Tamklomo 44 minutes ago [-]
The reason is, that using hashcat is not complicated for people who have linux experience and the amount of people wanting to crack a password is probably not that high.

Otherwise you do find plenty of people on YT walking you through hashcat. The first YT Video alone has 7 Million views: "how to HACK a password // password cracking with Kali Linux and HashCat"

I wish him luck, great drive to do this, i hope it works out well enough, books are just in general not easy to sell.

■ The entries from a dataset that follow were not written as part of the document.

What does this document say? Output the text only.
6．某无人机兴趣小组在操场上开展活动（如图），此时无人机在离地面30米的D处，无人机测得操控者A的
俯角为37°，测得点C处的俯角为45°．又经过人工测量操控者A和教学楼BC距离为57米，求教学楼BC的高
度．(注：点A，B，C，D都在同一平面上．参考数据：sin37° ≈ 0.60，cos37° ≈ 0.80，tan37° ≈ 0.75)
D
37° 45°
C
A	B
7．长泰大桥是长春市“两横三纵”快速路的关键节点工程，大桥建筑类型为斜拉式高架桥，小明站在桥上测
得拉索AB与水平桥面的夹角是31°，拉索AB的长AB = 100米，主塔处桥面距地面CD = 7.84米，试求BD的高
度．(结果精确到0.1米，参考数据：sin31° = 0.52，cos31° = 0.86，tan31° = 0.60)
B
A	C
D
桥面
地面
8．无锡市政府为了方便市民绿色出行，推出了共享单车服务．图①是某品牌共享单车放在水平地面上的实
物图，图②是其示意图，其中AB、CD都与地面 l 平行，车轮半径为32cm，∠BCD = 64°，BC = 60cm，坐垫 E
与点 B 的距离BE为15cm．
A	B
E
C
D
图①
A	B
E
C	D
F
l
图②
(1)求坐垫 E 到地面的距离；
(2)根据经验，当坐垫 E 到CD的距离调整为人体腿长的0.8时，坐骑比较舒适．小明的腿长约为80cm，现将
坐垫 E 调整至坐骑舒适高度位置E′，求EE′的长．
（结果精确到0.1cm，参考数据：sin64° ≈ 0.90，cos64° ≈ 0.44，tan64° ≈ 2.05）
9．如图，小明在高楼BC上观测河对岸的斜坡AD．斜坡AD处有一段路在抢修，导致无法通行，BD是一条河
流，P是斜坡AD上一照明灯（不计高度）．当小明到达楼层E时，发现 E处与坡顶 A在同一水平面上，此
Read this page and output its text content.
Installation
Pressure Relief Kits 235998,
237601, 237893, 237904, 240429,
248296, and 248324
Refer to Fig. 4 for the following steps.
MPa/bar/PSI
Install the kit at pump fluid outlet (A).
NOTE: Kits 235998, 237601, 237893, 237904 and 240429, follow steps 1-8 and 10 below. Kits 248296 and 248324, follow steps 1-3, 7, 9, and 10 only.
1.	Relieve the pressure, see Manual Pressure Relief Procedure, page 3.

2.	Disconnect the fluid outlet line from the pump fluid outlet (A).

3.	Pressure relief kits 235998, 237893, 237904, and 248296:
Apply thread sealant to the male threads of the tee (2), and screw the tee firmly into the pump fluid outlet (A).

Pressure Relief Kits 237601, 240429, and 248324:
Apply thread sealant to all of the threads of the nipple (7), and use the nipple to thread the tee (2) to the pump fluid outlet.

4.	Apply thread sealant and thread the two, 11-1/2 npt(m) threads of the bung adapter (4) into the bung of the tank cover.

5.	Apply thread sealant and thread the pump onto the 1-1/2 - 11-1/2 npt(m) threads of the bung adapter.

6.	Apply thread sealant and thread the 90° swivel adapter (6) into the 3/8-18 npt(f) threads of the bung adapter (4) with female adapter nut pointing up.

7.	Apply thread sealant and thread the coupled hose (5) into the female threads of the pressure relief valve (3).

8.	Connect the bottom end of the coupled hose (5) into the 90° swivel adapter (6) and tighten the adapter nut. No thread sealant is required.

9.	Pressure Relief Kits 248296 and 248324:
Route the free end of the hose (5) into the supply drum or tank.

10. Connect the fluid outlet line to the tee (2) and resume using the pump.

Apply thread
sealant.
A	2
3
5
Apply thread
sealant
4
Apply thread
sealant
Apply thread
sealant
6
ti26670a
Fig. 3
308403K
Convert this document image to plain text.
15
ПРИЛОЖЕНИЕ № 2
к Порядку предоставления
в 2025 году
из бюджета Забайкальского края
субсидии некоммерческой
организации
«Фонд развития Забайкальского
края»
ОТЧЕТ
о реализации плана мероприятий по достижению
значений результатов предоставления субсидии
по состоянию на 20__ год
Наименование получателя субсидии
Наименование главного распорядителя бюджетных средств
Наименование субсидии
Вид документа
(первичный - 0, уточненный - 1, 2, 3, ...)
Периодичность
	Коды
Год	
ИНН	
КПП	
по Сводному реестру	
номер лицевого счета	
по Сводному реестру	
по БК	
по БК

papascrubs 55 minutes ago [-]
Uh, what?

I'd say that this is a bit relevant to the entire field of cyber security and a good chunk of development roles. If you're not concerned about how password hashing (which is a key component of understanding cracking) works as developer-- I'm not sure what to say. While not all of the in-depth research is probably needed. It's definitely relevant to many technical fields. I work in offensive security and we use tools like this daily in our industry. And no we are not cyber criminals.